Appleby Arrows Beater Daphne Quinn FIGHTS Holyhead Harpies Chaser Persephone Vitrac during highly exclusive celebrity-filled party!
Writes gossip correspondent Philomena Pest
Blame it on the moon, darling! That could be the motto and sentiment of the Appleby Arrows beater Daphne Quinn, who’s blistering lupophobic lash-out could reap dire consequences for the Euro’ Quidditch games. During a highly exclusive 10k-a-ticket party, popular Holyhead Harpies Chaser, Persephone Vitrac, found herself at the mercy of Quinn’s werewolf-focused abuse, remarking that the chaser had been ‘let in without her leash’ whilst looking as though she had ‘rolled out of the nearest gutter’. Scathing!

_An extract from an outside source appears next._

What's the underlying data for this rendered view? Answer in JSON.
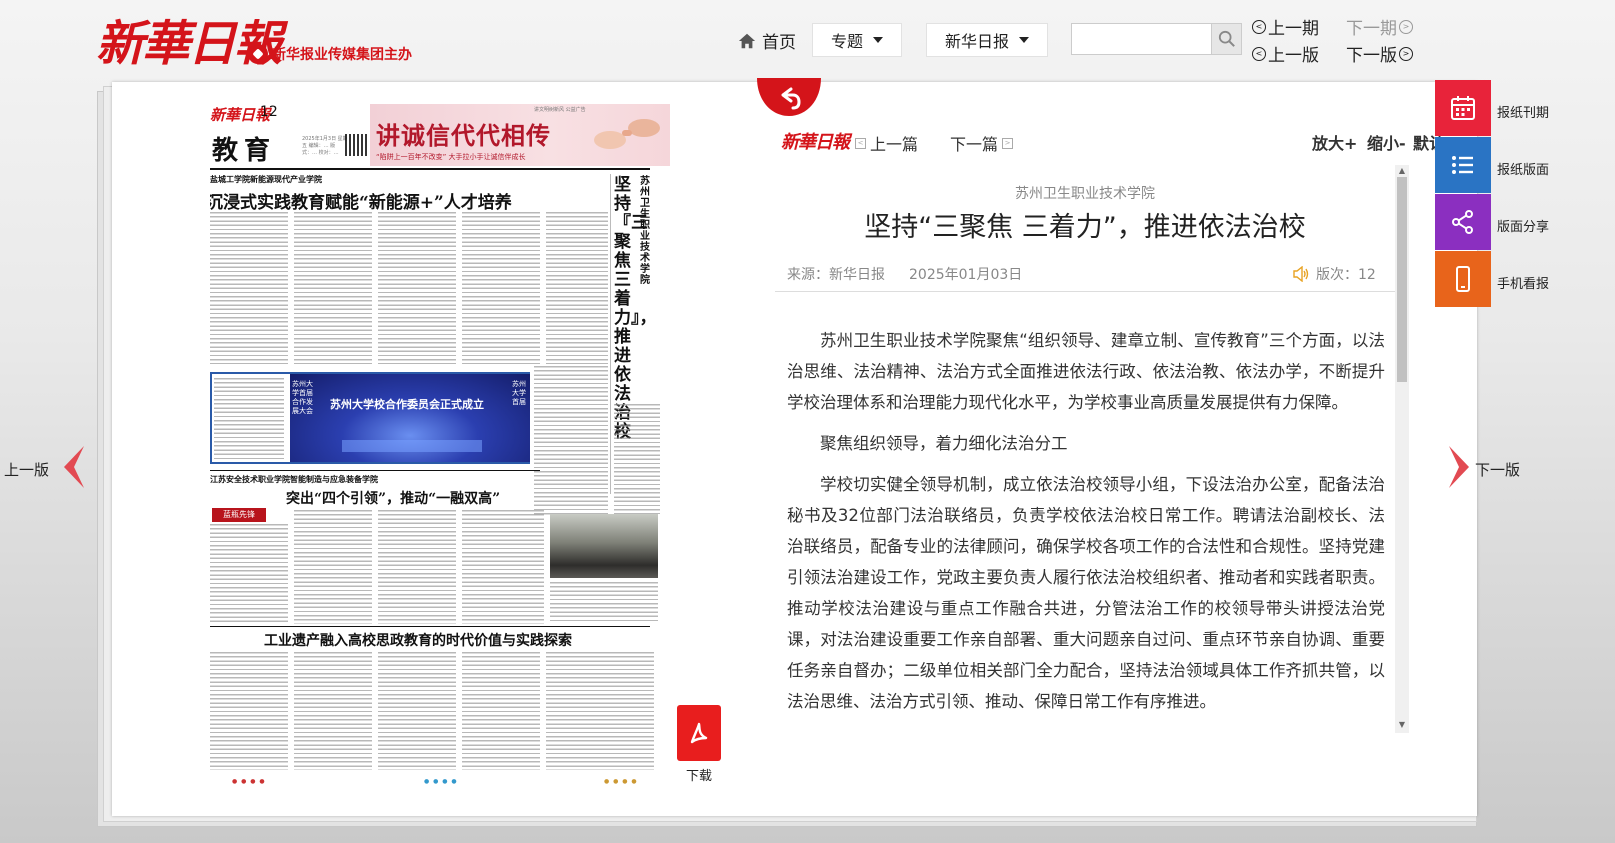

Adding salt to an already profusely bleeding wound, fellow Holyhead Harpies player, Captain and Seeker Kelsey Galloway, famously nicknamed Kelpie, intervened in an already grisly (but fabulously entertaining) fight by calling Quinn the ‘Appleby Village Bike’, suggesting that a bludger be rigged to personally attack the Beater, and adding that, come the full moon, she would feel the fullest might of her co-players transformation! And what a transformation it is thought to be, known by her fans as the Silver Wolf, ‘fleas’ and ‘fur’ – just some of the insults thrown at her by the abrasive and searing Quinn – are the least of her worries. I’d be more perturbed about poachers coming for her silver coat, darling! There’s a price on everything, nowadays.
Now, darling, feud’s are ten-a-penny. Whether you’re a butcher arguing with a meat-cleaver over a particularly coarse leg-of-lamb, a model disputing with a photographer over his peculiarly angled shots, or a medium sparring with a particularly vocal and antagonistic ghost, feuds, well, darling, they come and go. But there is something more than palatable about sport-feuds – they’re tantalizingly different than the average confrontation. The testosterone and adrenaline of two greatly admired witches going head to head feeds the masses, and stirs up an atmosphere so electrifying, it takes center stage.
DARLING! I can taste the anger in the air – its succulent, its sweet, and yet also bitter. Come get your fill, because it’s scrum-diddly-umptious. Mwah!